According to Mishel's research, this divergence can be explained primarily by growing income inequality and a recent shift in the allocation of compensation from labor to capital. Part of this story is the rise of the 1 percent, whose earnings grew 156 percent from 1979 to 2007. But Mishel differentiates between this divergence at the top—attributable to the extraordinary growth of executives' compensation (especially in the financial sector)—and the wage stagnation of the middle class, who have suffered disproportionately from “laissez-faire policies . . . including globalization, deregulation, privatization, eroded unionization, and weakened labor standards.” Wage inequality at the bottom is similarly a unique phenomenon, the result of continual high unemployment and the eroding value of the minimum wage.
Mishel's research strongly suggests that improving labor standards—including a higher, inflation-indexed minimum wage and stronger protections for collective bargaining—must be central to any effort to reestablish the historical link between productivity growth and rising median wages.

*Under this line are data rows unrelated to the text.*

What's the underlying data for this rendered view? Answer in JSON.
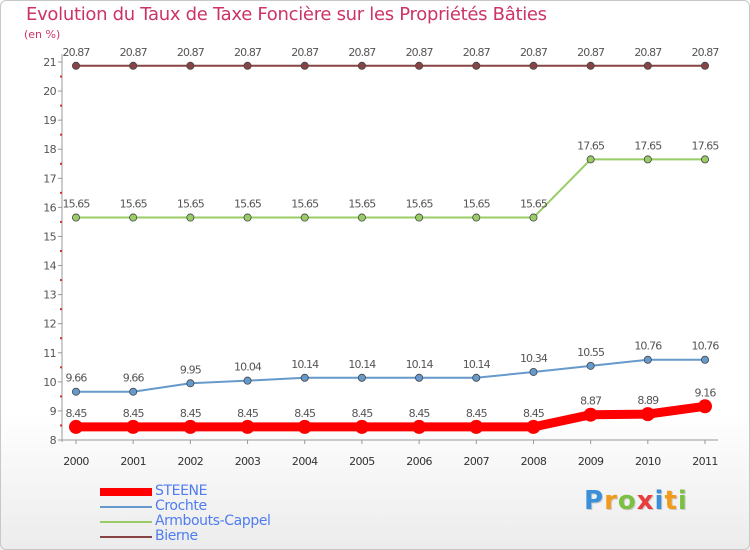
{
  "title": "Evolution du Taux de Taxe Foncière sur les Propriétés Bâties",
  "subtitle": "(en %)",
  "logo": {
    "letters": [
      "P",
      "r",
      "o",
      "x",
      "i",
      "t",
      "i"
    ],
    "colors": [
      "#3a8fd8",
      "#f19a1c",
      "#7bc043",
      "#e93d3d",
      "#3a8fd8",
      "#f19a1c",
      "#7bc043"
    ]
  },
  "chart_data": {
    "type": "line",
    "title": "Evolution du Taux de Taxe Foncière sur les Propriétés Bâties",
    "ylabel": "(en %)",
    "xlabel": "",
    "ylim": [
      8,
      21
    ],
    "yticks": [
      "8",
      "9",
      "10",
      "11",
      "12",
      "13",
      "14",
      "15",
      "16",
      "17",
      "18",
      "19",
      "20",
      "21"
    ],
    "categories": [
      "2000",
      "2001",
      "2002",
      "2003",
      "2004",
      "2005",
      "2006",
      "2007",
      "2008",
      "2009",
      "2010",
      "2011"
    ],
    "series": [
      {
        "name": "STEENE",
        "color": "#ff0000",
        "values": [
          8.45,
          8.45,
          8.45,
          8.45,
          8.45,
          8.45,
          8.45,
          8.45,
          8.45,
          8.87,
          8.89,
          9.16
        ],
        "labels": [
          "8.45",
          "8.45",
          "8.45",
          "8.45",
          "8.45",
          "8.45",
          "8.45",
          "8.45",
          "8.45",
          "8.87",
          "8.89",
          "9.16"
        ]
      },
      {
        "name": "Crochte",
        "color": "#6699cc",
        "values": [
          9.66,
          9.66,
          9.95,
          10.04,
          10.14,
          10.14,
          10.14,
          10.14,
          10.34,
          10.55,
          10.76,
          10.76
        ],
        "labels": [
          "9.66",
          "9.66",
          "9.95",
          "10.04",
          "10.14",
          "10.14",
          "10.14",
          "10.14",
          "10.34",
          "10.55",
          "10.76",
          "10.76"
        ]
      },
      {
        "name": "Armbouts-Cappel",
        "color": "#99cc66",
        "values": [
          15.65,
          15.65,
          15.65,
          15.65,
          15.65,
          15.65,
          15.65,
          15.65,
          15.65,
          17.65,
          17.65,
          17.65
        ],
        "labels": [
          "15.65",
          "15.65",
          "15.65",
          "15.65",
          "15.65",
          "15.65",
          "15.65",
          "15.65",
          "15.65",
          "17.65",
          "17.65",
          "17.65"
        ]
      },
      {
        "name": "Bierne",
        "color": "#884444",
        "values": [
          20.87,
          20.87,
          20.87,
          20.87,
          20.87,
          20.87,
          20.87,
          20.87,
          20.87,
          20.87,
          20.87,
          20.87
        ],
        "labels": [
          "20.87",
          "20.87",
          "20.87",
          "20.87",
          "20.87",
          "20.87",
          "20.87",
          "20.87",
          "20.87",
          "20.87",
          "20.87",
          "20.87"
        ]
      }
    ],
    "legend": [
      "STEENE",
      "Crochte",
      "Armbouts-Cappel",
      "Bierne"
    ]
  }
}
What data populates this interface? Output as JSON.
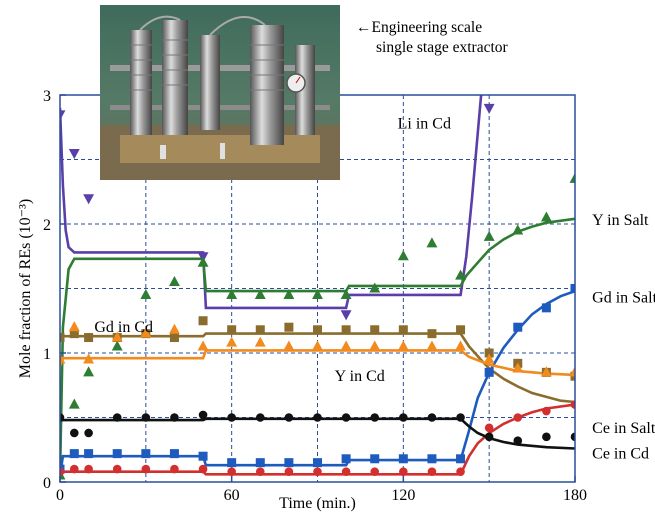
{
  "chart_data": {
    "type": "scatter",
    "xlabel": "Time (min.)",
    "ylabel": "Mole fraction of REs (10⁻³)",
    "xlim": [
      0,
      180
    ],
    "ylim": [
      0,
      3
    ],
    "xticks": [
      0,
      60,
      120,
      180
    ],
    "yticks": [
      0,
      1,
      2,
      3
    ],
    "grid": true,
    "inset_caption": [
      "←Engineering scale",
      "single stage extractor"
    ],
    "series": [
      {
        "name": "Li in Cd",
        "color": "#5b3fa8",
        "marker": "triangle-down",
        "label_at": [
          118,
          2.78
        ],
        "points": [
          [
            0,
            2.85
          ],
          [
            5,
            2.55
          ],
          [
            10,
            2.2
          ],
          [
            50,
            1.75
          ],
          [
            100,
            1.3
          ],
          [
            150,
            2.9
          ],
          [
            180,
            3.3
          ]
        ],
        "model": [
          [
            0,
            2.9
          ],
          [
            1,
            2.3
          ],
          [
            2,
            1.95
          ],
          [
            3,
            1.82
          ],
          [
            5,
            1.78
          ],
          [
            50,
            1.78
          ],
          [
            51,
            1.35
          ],
          [
            100,
            1.35
          ],
          [
            101,
            1.45
          ],
          [
            140,
            1.45
          ],
          [
            142,
            1.75
          ],
          [
            144,
            2.2
          ],
          [
            146,
            2.7
          ],
          [
            148,
            3.2
          ],
          [
            150,
            3.6
          ]
        ]
      },
      {
        "name": "Y in Salt",
        "color": "#2e7d32",
        "marker": "triangle-up",
        "label_at": [
          186,
          2.03
        ],
        "points": [
          [
            0,
            0.05
          ],
          [
            5,
            0.6
          ],
          [
            10,
            0.85
          ],
          [
            20,
            1.05
          ],
          [
            30,
            1.45
          ],
          [
            40,
            1.55
          ],
          [
            50,
            1.7
          ],
          [
            60,
            1.45
          ],
          [
            70,
            1.45
          ],
          [
            80,
            1.45
          ],
          [
            90,
            1.45
          ],
          [
            100,
            1.45
          ],
          [
            110,
            1.5
          ],
          [
            120,
            1.75
          ],
          [
            130,
            1.85
          ],
          [
            140,
            1.6
          ],
          [
            150,
            1.9
          ],
          [
            160,
            1.95
          ],
          [
            170,
            2.05
          ],
          [
            180,
            2.35
          ]
        ],
        "model": [
          [
            0,
            0.05
          ],
          [
            1,
            1.2
          ],
          [
            3,
            1.65
          ],
          [
            5,
            1.73
          ],
          [
            50,
            1.73
          ],
          [
            51,
            1.48
          ],
          [
            100,
            1.48
          ],
          [
            101,
            1.52
          ],
          [
            140,
            1.52
          ],
          [
            142,
            1.6
          ],
          [
            146,
            1.7
          ],
          [
            150,
            1.8
          ],
          [
            155,
            1.88
          ],
          [
            160,
            1.94
          ],
          [
            165,
            1.98
          ],
          [
            170,
            2.01
          ],
          [
            180,
            2.04
          ]
        ]
      },
      {
        "name": "Gd in Salt",
        "color": "#1e5bbf",
        "marker": "square",
        "label_at": [
          186,
          1.43
        ],
        "points": [
          [
            0,
            0.1
          ],
          [
            5,
            0.22
          ],
          [
            10,
            0.22
          ],
          [
            20,
            0.22
          ],
          [
            30,
            0.22
          ],
          [
            40,
            0.22
          ],
          [
            50,
            0.2
          ],
          [
            60,
            0.15
          ],
          [
            70,
            0.15
          ],
          [
            80,
            0.15
          ],
          [
            90,
            0.15
          ],
          [
            100,
            0.18
          ],
          [
            110,
            0.18
          ],
          [
            120,
            0.18
          ],
          [
            130,
            0.18
          ],
          [
            140,
            0.18
          ],
          [
            150,
            0.85
          ],
          [
            160,
            1.2
          ],
          [
            170,
            1.35
          ],
          [
            180,
            1.5
          ]
        ],
        "model": [
          [
            0,
            0.05
          ],
          [
            1,
            0.2
          ],
          [
            50,
            0.2
          ],
          [
            51,
            0.13
          ],
          [
            100,
            0.13
          ],
          [
            101,
            0.17
          ],
          [
            140,
            0.17
          ],
          [
            143,
            0.4
          ],
          [
            146,
            0.65
          ],
          [
            150,
            0.85
          ],
          [
            155,
            1.04
          ],
          [
            160,
            1.18
          ],
          [
            165,
            1.3
          ],
          [
            170,
            1.38
          ],
          [
            175,
            1.44
          ],
          [
            180,
            1.48
          ]
        ]
      },
      {
        "name": "Gd in Cd",
        "color": "#8a6d2e",
        "marker": "square",
        "label_at": [
          12,
          1.2
        ],
        "points": [
          [
            0,
            1.12
          ],
          [
            5,
            1.15
          ],
          [
            10,
            1.12
          ],
          [
            20,
            1.12
          ],
          [
            30,
            1.15
          ],
          [
            40,
            1.12
          ],
          [
            50,
            1.25
          ],
          [
            60,
            1.18
          ],
          [
            70,
            1.18
          ],
          [
            80,
            1.2
          ],
          [
            90,
            1.18
          ],
          [
            100,
            1.18
          ],
          [
            110,
            1.18
          ],
          [
            120,
            1.18
          ],
          [
            130,
            1.15
          ],
          [
            140,
            1.18
          ],
          [
            150,
            1.0
          ],
          [
            160,
            0.92
          ],
          [
            170,
            0.85
          ],
          [
            180,
            0.82
          ]
        ],
        "model": [
          [
            0,
            1.13
          ],
          [
            50,
            1.13
          ],
          [
            51,
            1.15
          ],
          [
            140,
            1.15
          ],
          [
            143,
            1.05
          ],
          [
            147,
            0.95
          ],
          [
            150,
            0.88
          ],
          [
            155,
            0.8
          ],
          [
            160,
            0.74
          ],
          [
            165,
            0.69
          ],
          [
            170,
            0.66
          ],
          [
            175,
            0.63
          ],
          [
            180,
            0.62
          ]
        ]
      },
      {
        "name": "Y in Cd",
        "color": "#f28a1e",
        "marker": "triangle-up",
        "label_at": [
          96,
          0.82
        ],
        "points": [
          [
            0,
            0.95
          ],
          [
            5,
            1.2
          ],
          [
            10,
            0.95
          ],
          [
            20,
            1.12
          ],
          [
            30,
            1.15
          ],
          [
            40,
            1.18
          ],
          [
            50,
            1.05
          ],
          [
            60,
            1.08
          ],
          [
            70,
            1.08
          ],
          [
            80,
            1.05
          ],
          [
            90,
            1.05
          ],
          [
            100,
            1.05
          ],
          [
            110,
            1.05
          ],
          [
            120,
            1.05
          ],
          [
            130,
            1.05
          ],
          [
            140,
            1.05
          ],
          [
            150,
            0.95
          ],
          [
            160,
            0.88
          ],
          [
            170,
            0.85
          ],
          [
            180,
            0.85
          ]
        ],
        "model": [
          [
            0,
            0.9
          ],
          [
            1,
            0.96
          ],
          [
            50,
            0.96
          ],
          [
            51,
            1.02
          ],
          [
            140,
            1.02
          ],
          [
            143,
            0.97
          ],
          [
            150,
            0.91
          ],
          [
            160,
            0.86
          ],
          [
            170,
            0.84
          ],
          [
            180,
            0.83
          ]
        ]
      },
      {
        "name": "Ce in Salt",
        "color": "#d32f2f",
        "marker": "circle",
        "label_at": [
          186,
          0.42
        ],
        "points": [
          [
            0,
            0.08
          ],
          [
            5,
            0.1
          ],
          [
            10,
            0.1
          ],
          [
            20,
            0.1
          ],
          [
            30,
            0.1
          ],
          [
            40,
            0.1
          ],
          [
            50,
            0.1
          ],
          [
            60,
            0.08
          ],
          [
            70,
            0.08
          ],
          [
            80,
            0.08
          ],
          [
            90,
            0.08
          ],
          [
            100,
            0.08
          ],
          [
            110,
            0.08
          ],
          [
            120,
            0.08
          ],
          [
            130,
            0.08
          ],
          [
            140,
            0.08
          ],
          [
            150,
            0.42
          ],
          [
            160,
            0.5
          ],
          [
            170,
            0.55
          ],
          [
            180,
            0.6
          ]
        ],
        "model": [
          [
            0,
            0.08
          ],
          [
            50,
            0.08
          ],
          [
            51,
            0.06
          ],
          [
            140,
            0.06
          ],
          [
            143,
            0.2
          ],
          [
            146,
            0.3
          ],
          [
            150,
            0.38
          ],
          [
            155,
            0.45
          ],
          [
            160,
            0.5
          ],
          [
            165,
            0.54
          ],
          [
            170,
            0.57
          ],
          [
            180,
            0.6
          ]
        ]
      },
      {
        "name": "Ce in Cd",
        "color": "#111111",
        "marker": "circle",
        "label_at": [
          186,
          0.22
        ],
        "points": [
          [
            0,
            0.5
          ],
          [
            5,
            0.38
          ],
          [
            10,
            0.38
          ],
          [
            20,
            0.5
          ],
          [
            30,
            0.5
          ],
          [
            40,
            0.5
          ],
          [
            50,
            0.52
          ],
          [
            60,
            0.5
          ],
          [
            70,
            0.5
          ],
          [
            80,
            0.5
          ],
          [
            90,
            0.5
          ],
          [
            100,
            0.5
          ],
          [
            110,
            0.5
          ],
          [
            120,
            0.5
          ],
          [
            130,
            0.5
          ],
          [
            140,
            0.5
          ],
          [
            150,
            0.35
          ],
          [
            160,
            0.32
          ],
          [
            170,
            0.35
          ],
          [
            180,
            0.35
          ]
        ],
        "model": [
          [
            0,
            0.48
          ],
          [
            50,
            0.48
          ],
          [
            51,
            0.49
          ],
          [
            140,
            0.49
          ],
          [
            143,
            0.43
          ],
          [
            146,
            0.38
          ],
          [
            150,
            0.34
          ],
          [
            155,
            0.31
          ],
          [
            160,
            0.29
          ],
          [
            170,
            0.27
          ],
          [
            180,
            0.26
          ]
        ]
      }
    ]
  }
}
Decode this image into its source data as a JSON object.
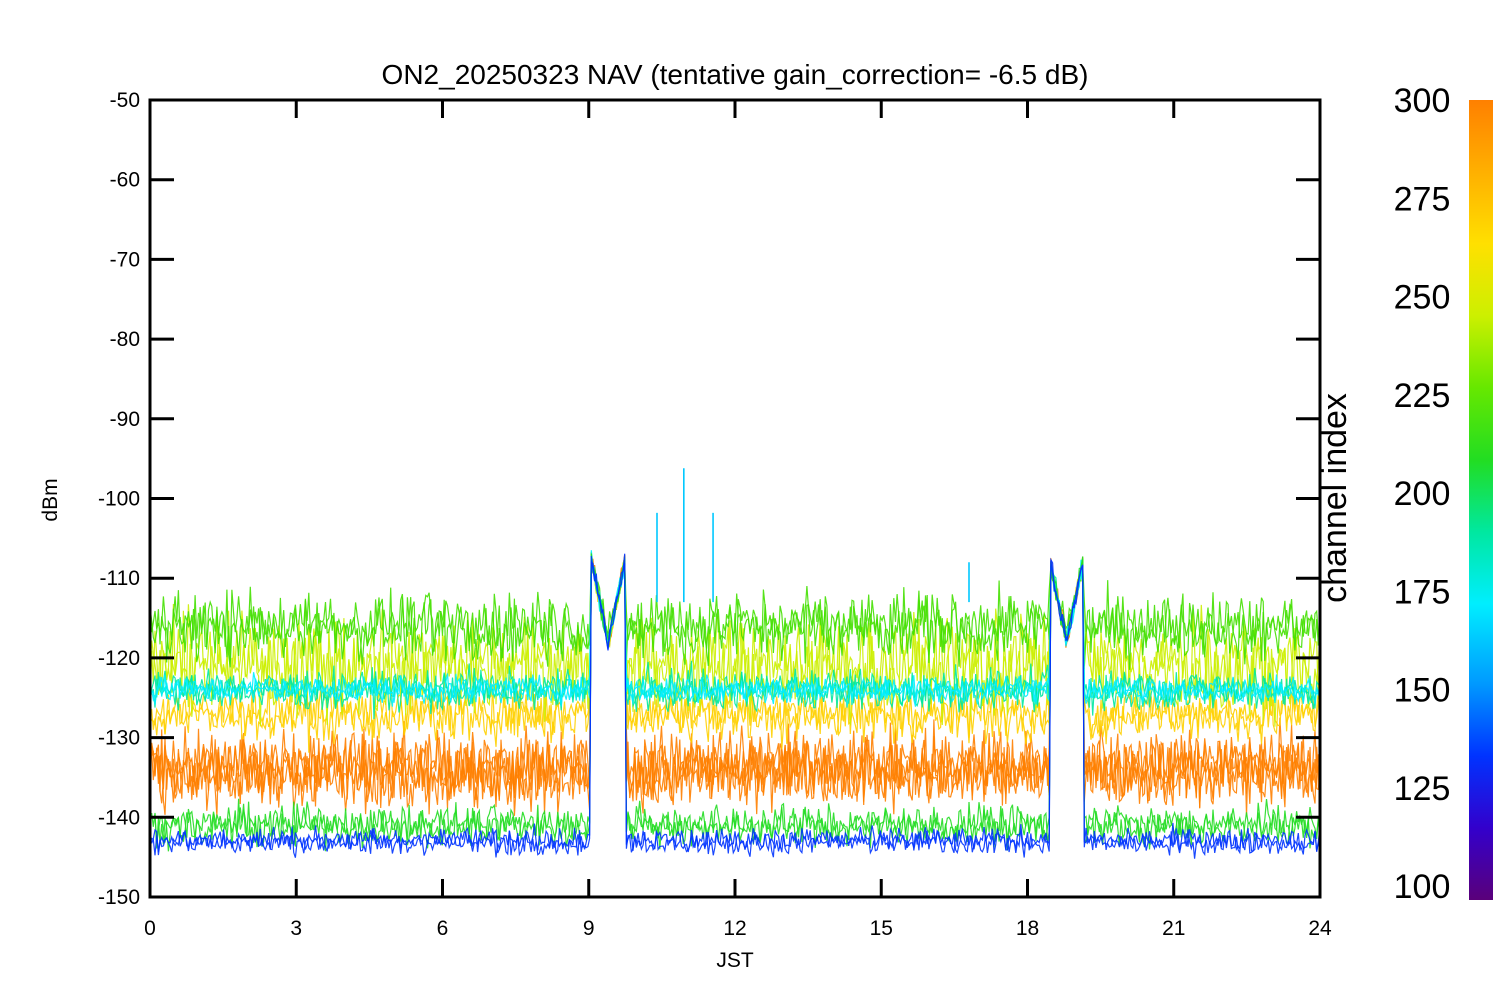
{
  "chart_data": {
    "type": "line",
    "title": "ON2_20250323 NAV (tentative gain_correction= -6.5 dB)",
    "xlabel": "JST",
    "ylabel": "dBm",
    "xlim": [
      0,
      24
    ],
    "ylim": [
      -150,
      -50
    ],
    "x_ticks": [
      0,
      3,
      6,
      9,
      12,
      15,
      18,
      21,
      24
    ],
    "y_ticks": [
      -50,
      -60,
      -70,
      -80,
      -90,
      -100,
      -110,
      -120,
      -130,
      -140,
      -150
    ],
    "colorbar": {
      "label": "channel index",
      "range": [
        100,
        300
      ],
      "ticks": [
        300,
        275,
        250,
        225,
        200,
        175,
        150,
        125,
        100
      ],
      "colormap": [
        "#5a007a",
        "#3300cc",
        "#0033ff",
        "#0099ff",
        "#00eeff",
        "#00e8a0",
        "#22dd22",
        "#66e800",
        "#ccf000",
        "#ffe000",
        "#ffb000",
        "#ff8000"
      ]
    },
    "grid": false,
    "series": [
      {
        "channel_index": 285,
        "color": "#ff8000",
        "band_center": -134,
        "band_halfwidth": 5.5
      },
      {
        "channel_index": 270,
        "color": "#ffd000",
        "band_center": -127,
        "band_halfwidth": 4
      },
      {
        "channel_index": 255,
        "color": "#ccf000",
        "band_center": -121,
        "band_halfwidth": 7
      },
      {
        "channel_index": 235,
        "color": "#44e000",
        "band_center": -116,
        "band_halfwidth": 5
      },
      {
        "channel_index": 205,
        "color": "#00e8a0",
        "band_center": -124,
        "band_halfwidth": 3
      },
      {
        "channel_index": 180,
        "color": "#00eeff",
        "band_center": -124,
        "band_halfwidth": 2
      },
      {
        "channel_index": 220,
        "color": "#22dd22",
        "band_center": -141,
        "band_halfwidth": 3
      },
      {
        "channel_index": 140,
        "color": "#0033ff",
        "band_center": -143,
        "band_halfwidth": 2
      }
    ],
    "annotations": [
      {
        "x": 10.95,
        "y": -96.2,
        "note": "spike"
      },
      {
        "x": 10.4,
        "y": -101.8,
        "note": "spike"
      },
      {
        "x": 11.55,
        "y": -101.8,
        "note": "spike"
      },
      {
        "x": 16.8,
        "y": -108,
        "note": "spike"
      },
      {
        "x": 9.4,
        "y": -117,
        "note": "peak"
      },
      {
        "x": 18.8,
        "y": -117,
        "note": "peak"
      }
    ]
  }
}
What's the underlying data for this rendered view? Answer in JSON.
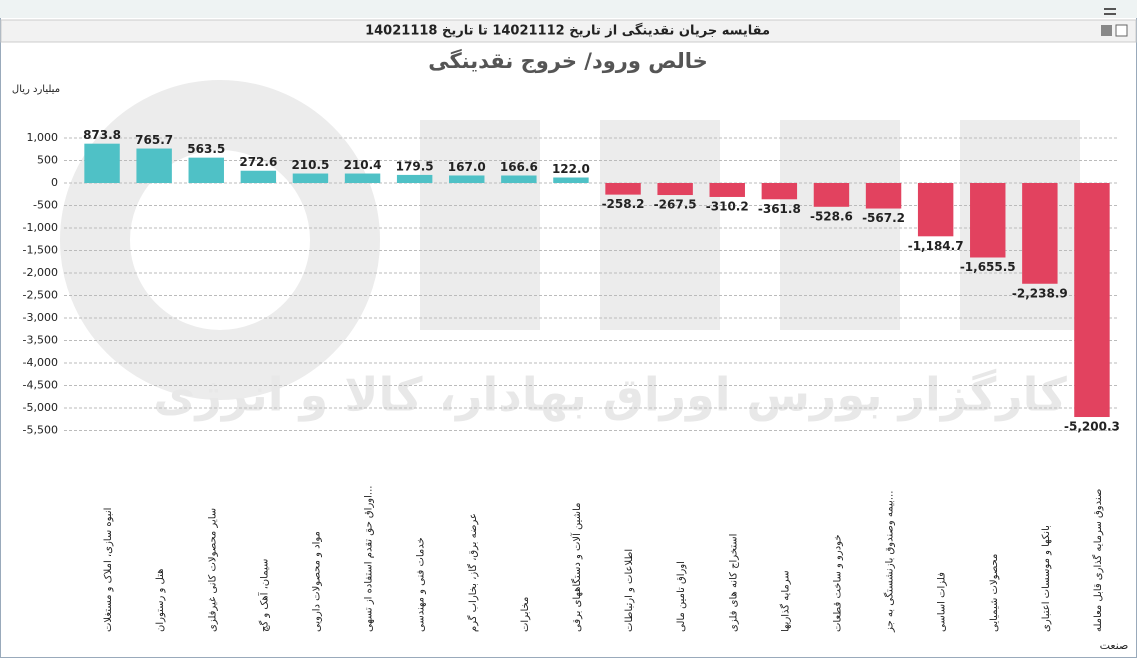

Here the experience of Europe, with its longstanding support for labor and milder income inequality, should be instructive. Another way to increase workers' leverage would be to return to full employment, putting upwards pressure on wages. But most economists expect that could take years at current trend growth: businesses will continue to squeeze productivity gains from ever-smaller workforces until an increase in consumer demand requires them to begin hiring again. And consumer demand will not return to pre-recession levels until the jobs crisis is resolved.
It sounds like a catch-22. (That is, until you remember the role of the U.S. government, which can borrow cheaply to stimulate the economy, creating outsize returns on investment.) Of course, in the long-term, the market will find equilibrium on its own—it just may not be the equilibrium we want or expect.